Hanussen lo llevó a su estudio, una habitación circular, a la cual se subía por una escalera de piedra que ascendía enroscada como un caracol. Desde fuera del castillo la estancia lucía como una torreón.

—Te estarás preguntando cómo logré dar con tu paradero —dijo Aleister.

Hanussen permaneció en silencio.

—Como debes saber, después de tu desaparición, Hitler inició una cacería de brujos, muchos de ellos fueron a dar a campos de concentración, y los que pudieron escapar juraron vengarse. Nuestra hermandad sabe que eres el único que puede derrotar a Hitler. Gracias a ellos logré dar con tu paradero. Tu secreto está a salvo conmigo —explicó Aleister.

—¿Y qué esperan de mí? Recluido como estoy, no creo ser de mucha utilidad.

—Como debes saber mejor que nadie, Hitler intenta apoderarse de Europa. Nuestros servicios de inteligencia están al tanto de sus movimientos. Sabemos que después de Francia, atacará Inglaterra, que se quedará sola contra Alemania e Italia. España se ha declarado neutral debido a sus problemas económicos después de la guerra civil, aunque Franco no oculta su afinidad con Hitler por la ayuda que le prestó. Tú eres quien más conoce a Hitler. Me envía el primer ministro de Inglaterra.
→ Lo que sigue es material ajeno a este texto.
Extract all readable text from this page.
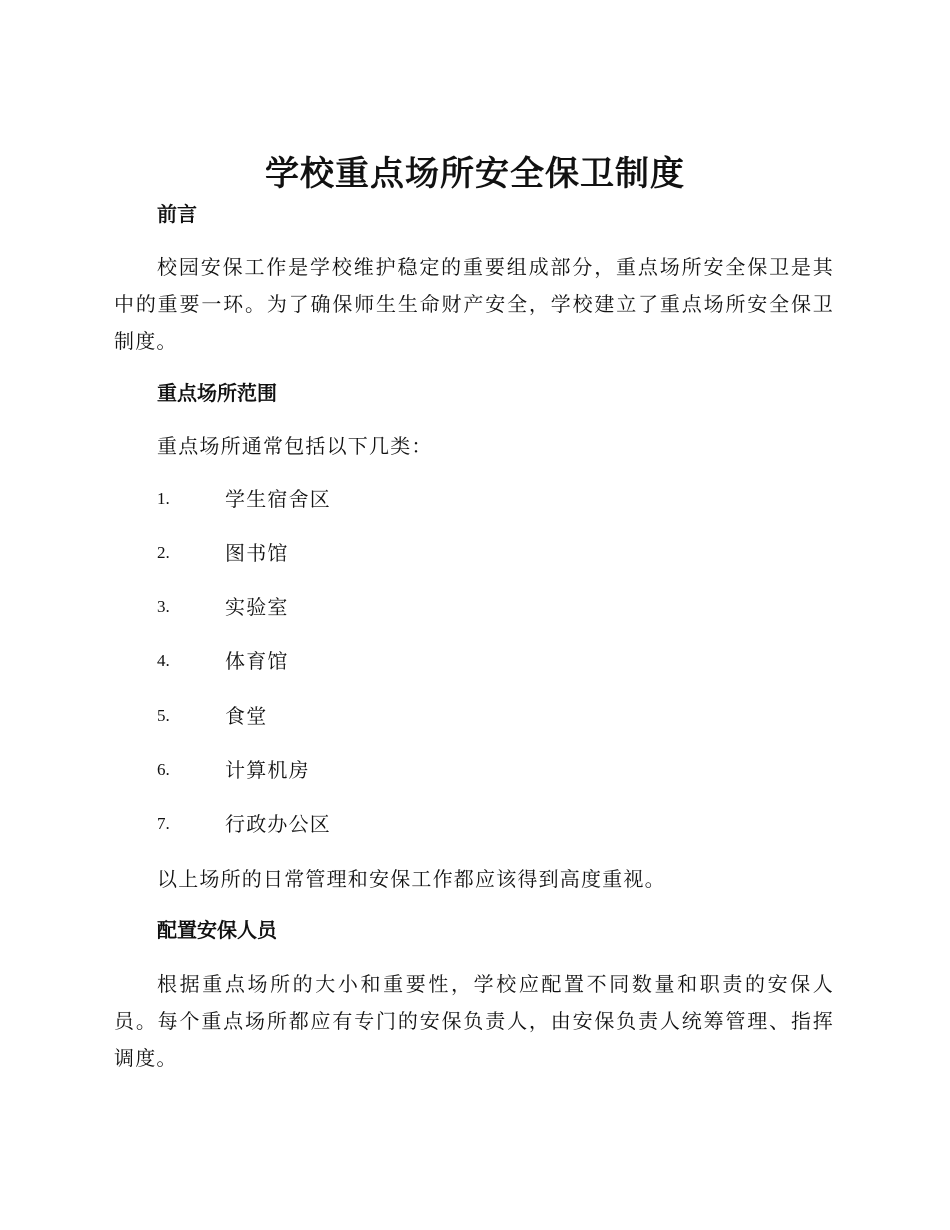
学校重点场所安全保卫制度
前言
校园安保工作是学校维护稳定的重要组成部分，重点场所安全保卫是其中的重要一环。为了确保师生生命财产安全，学校建立了重点场所安全保卫制度。
重点场所范围
重点场所通常包括以下几类：
1.	学生宿舍区
2.	图书馆
3.	实验室
4.	体育馆
5.	食堂
6.	计算机房
7.	行政办公区
以上场所的日常管理和安保工作都应该得到高度重视。
配置安保人员
根据重点场所的大小和重要性，学校应配置不同数量和职责的安保人员。每个重点场所都应有专门的安保负责人，由安保负责人统筹管理、指挥调度。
Me rogó encarecidamente que te convenciera de que nos prestes tu valiosa ayuda. No desea de ti sino lo que tú sabes hacer. Por supuesto, siempre y cuando así lo desees, en nuestro oficio, sabemos que ese detalle es el más importante. A Churchill no le importa liderar una guerra mágica, si con ello puede librar a Inglaterra del ataque nazi. Tampoco le interesa si se hace público, es más, lo prefiere, porque conoce un poco la forma de pensar de Hitler, y piensa que si se entera de que nosotros actuamos con lo que él respeta, le infundirá temor.

—¿Me estás proponiendo que declaremos abiertamente la guerra a Hitler? —preguntó Hanussen con una sonrisa que mostraba incredulidad.